Aus dieser Grundsituation heraus entwickeln Regisseur und Drehbuchautor einen spannenden und kompromisslosen Thriller, der sehr geschickt die verschiedenen Handlungsstränge ineinander montiert und auf eine unausweichliche Konfrontation zusteuern lässt, die in Sachen suspense locker mit anderen Genrevertretern wie SCHWEIGEN DER LÄMMER mithalten kann. Doch leider kann nicht alles an COLD BLOOD - KEIN AUSWEG, KEINE GNADE überzeugen: Wenn sich die Dialoge mit biblischen Verweisen aufplustern und bedeutungsschwanger geben, der Film sich aber nicht einmal die Mühe macht, die mit tiefem Ernst dahingesagten Worte wenigstens als falsche Fährte einzusetzen, dann zweifelt man schon an den Fähigkeiten des Drehbuchschreibers.

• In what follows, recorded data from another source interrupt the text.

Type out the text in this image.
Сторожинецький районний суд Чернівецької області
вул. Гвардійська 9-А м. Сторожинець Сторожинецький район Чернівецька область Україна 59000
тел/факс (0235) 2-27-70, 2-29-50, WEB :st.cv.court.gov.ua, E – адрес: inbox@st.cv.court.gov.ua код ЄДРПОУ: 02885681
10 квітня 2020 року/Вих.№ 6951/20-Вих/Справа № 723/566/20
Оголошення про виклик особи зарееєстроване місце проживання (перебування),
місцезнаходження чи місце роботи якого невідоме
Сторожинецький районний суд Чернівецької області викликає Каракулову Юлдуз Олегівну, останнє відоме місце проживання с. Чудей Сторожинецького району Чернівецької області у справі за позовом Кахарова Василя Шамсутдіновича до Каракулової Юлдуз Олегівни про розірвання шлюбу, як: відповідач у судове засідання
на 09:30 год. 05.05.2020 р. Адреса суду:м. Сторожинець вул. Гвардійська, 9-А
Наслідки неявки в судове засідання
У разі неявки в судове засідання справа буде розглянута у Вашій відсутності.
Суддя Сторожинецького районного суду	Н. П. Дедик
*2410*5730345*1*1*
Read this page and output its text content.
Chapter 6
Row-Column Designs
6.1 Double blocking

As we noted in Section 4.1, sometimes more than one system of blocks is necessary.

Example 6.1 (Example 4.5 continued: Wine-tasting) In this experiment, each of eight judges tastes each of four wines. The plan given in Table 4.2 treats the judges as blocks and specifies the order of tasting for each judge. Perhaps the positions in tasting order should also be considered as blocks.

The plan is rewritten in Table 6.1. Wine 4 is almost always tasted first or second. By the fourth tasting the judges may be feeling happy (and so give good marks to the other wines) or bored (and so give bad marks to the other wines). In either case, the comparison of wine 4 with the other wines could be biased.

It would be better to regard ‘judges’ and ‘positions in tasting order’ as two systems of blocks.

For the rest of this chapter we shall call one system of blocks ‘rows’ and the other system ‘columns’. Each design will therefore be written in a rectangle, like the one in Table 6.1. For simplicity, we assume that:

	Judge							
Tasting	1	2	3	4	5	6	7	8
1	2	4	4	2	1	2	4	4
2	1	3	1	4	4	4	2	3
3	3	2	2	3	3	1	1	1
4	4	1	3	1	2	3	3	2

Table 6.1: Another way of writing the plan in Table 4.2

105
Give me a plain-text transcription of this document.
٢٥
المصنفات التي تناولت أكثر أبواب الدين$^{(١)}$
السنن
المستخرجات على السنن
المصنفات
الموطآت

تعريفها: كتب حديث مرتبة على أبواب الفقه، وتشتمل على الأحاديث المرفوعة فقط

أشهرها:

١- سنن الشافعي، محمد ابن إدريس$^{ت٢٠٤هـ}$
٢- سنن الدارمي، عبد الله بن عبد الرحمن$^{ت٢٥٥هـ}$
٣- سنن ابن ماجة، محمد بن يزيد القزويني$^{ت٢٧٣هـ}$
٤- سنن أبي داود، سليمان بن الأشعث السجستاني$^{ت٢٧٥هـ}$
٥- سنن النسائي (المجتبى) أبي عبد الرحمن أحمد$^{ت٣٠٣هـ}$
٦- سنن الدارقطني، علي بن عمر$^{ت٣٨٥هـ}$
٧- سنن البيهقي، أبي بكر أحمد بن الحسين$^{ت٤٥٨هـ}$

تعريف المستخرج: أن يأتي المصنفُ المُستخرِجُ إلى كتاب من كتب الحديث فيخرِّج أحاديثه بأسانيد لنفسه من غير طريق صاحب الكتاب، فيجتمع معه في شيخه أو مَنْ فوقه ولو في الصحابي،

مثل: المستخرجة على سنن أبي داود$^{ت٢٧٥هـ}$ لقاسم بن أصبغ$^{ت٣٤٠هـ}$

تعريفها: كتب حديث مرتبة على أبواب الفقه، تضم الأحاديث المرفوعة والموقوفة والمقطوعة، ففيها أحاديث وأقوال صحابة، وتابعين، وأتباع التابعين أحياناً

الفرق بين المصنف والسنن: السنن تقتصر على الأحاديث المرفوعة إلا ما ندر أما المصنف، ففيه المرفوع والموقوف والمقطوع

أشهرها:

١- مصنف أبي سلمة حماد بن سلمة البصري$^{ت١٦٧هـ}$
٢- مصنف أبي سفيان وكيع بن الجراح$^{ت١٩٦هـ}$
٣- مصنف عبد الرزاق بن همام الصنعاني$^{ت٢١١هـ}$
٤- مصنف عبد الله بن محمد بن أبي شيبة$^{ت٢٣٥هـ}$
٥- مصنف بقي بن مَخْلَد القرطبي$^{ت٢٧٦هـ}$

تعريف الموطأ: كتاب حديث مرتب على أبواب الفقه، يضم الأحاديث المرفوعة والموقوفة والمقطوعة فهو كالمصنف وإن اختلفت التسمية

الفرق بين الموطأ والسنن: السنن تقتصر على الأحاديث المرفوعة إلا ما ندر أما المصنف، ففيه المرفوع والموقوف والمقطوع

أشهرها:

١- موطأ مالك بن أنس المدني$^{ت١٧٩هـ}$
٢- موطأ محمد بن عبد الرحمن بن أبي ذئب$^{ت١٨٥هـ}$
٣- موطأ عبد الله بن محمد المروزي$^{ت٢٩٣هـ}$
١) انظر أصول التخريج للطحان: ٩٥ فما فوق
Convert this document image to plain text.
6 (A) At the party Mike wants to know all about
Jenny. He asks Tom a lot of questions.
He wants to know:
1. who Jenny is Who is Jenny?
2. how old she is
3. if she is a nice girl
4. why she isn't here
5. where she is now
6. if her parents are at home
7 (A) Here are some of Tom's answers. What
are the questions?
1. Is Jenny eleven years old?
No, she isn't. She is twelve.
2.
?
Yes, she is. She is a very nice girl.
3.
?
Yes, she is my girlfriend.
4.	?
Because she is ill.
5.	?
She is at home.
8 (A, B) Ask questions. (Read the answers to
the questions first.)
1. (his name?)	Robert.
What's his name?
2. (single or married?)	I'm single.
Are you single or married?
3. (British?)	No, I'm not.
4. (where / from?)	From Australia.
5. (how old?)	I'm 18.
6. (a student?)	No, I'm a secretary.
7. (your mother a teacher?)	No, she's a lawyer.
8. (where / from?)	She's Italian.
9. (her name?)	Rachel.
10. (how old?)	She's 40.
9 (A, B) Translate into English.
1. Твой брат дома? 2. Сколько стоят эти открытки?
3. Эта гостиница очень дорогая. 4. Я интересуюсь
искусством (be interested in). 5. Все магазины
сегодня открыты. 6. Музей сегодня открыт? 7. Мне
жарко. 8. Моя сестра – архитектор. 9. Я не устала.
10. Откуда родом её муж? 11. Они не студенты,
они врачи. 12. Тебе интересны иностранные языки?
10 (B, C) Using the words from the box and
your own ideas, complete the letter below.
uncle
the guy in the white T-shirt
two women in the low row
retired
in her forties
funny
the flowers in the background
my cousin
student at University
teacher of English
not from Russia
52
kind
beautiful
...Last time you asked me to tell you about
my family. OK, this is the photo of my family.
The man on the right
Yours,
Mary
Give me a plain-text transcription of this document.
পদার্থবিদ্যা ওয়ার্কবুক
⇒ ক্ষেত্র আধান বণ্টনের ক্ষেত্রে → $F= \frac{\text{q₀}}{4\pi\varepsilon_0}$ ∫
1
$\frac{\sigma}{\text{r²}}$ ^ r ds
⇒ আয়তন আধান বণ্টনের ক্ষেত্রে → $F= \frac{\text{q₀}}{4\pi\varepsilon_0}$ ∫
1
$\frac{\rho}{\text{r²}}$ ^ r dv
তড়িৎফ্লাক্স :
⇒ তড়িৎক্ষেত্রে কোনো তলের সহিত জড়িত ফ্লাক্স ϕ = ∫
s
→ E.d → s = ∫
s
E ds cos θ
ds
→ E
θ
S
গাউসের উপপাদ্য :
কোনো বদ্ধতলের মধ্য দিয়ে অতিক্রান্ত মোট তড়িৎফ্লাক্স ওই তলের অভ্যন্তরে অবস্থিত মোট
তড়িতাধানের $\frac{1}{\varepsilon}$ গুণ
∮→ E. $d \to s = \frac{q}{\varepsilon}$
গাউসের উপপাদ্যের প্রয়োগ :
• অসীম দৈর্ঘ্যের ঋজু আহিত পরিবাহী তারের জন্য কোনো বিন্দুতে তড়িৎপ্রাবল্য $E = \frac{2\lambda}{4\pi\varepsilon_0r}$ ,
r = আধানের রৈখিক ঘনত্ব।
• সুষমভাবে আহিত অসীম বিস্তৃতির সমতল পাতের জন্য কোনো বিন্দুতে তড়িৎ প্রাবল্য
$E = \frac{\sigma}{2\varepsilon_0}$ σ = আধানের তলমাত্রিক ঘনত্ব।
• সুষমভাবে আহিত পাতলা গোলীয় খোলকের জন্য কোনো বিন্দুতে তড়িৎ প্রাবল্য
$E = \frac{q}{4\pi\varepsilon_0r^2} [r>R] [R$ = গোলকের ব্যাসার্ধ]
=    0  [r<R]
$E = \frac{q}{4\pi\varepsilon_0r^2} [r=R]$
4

Gleiches gilt für eine merkwürdig deplatziert wirkende Szene mit Olivia Wilde, die wohl ihren Charakter mysteriöser und interessanter erscheinen lassen soll, im Kontext aber einfach schlichtweg keinen Sinn macht, weil der Film nie wieder auf ihr Verhalten zurückkommen wird. Dass Konflikte, Probleme und bestimmte charakterliche Eigenheiten nicht weiter vertieft oder aufgelöst werden, ist im Übrigen symptomatisch für diesen Film. De facto werden innerhalb des von Nebenhandlungen nur so strotzenden Films nur zwei Geschichten weitestgehend (also nicht einmal erschöpfend) auserzählt: Die des Gangsterpaares und die von der Beziehung zwischen Jay und seinen Eltern. So eine immense Anhäufung angerissener, aber nicht einmal im Ansatz auserzählter Handlungsstränge findet man sonst für gewöhnlich nur in den Pilotfolgen neuer TV-Serien, die Interesse schüren und die Konflikte etablieren sollen, die dann in der nachfolgenden Serie weiter behandelt werden.

Doch weil COLD BLOOD - KEIN AUSWEG, KEINE GNADE eben kein Einstieg in eine TV-Serie ist, sondern ein in sich geschlossener Kinofilm sein will, kann man ihm diese narrativen Brüche und Lücken nur schwerlich durchgehen lassen. Dass die Kernhandlung packend inszeniert ist, die Regie überzeugen kann und die Schauspieler eine sehr gute Leistung abliefern, lässt den Film wenigstens nicht frontal gegen die Wand fahren, sondern sich nur ein paar Blechschäden einfangen.

Stefan Ruzowitzkys zweiter Hollywood-Film nach dem ziemlich in die Hose gegangenen MÄNNER IHRER MAJESTÄT ist sicherlich keine Offenbarung, aber mit COLD BLOOD - KEIN AUSWEG, KEINE GNADE liefert der Oscar-Gewinner endlich mal wieder einen Genrebeitrag ab, der an seine guten, alten ANATOMIE-Zeiten erinnert. Fazit: Kann man sich mal geben.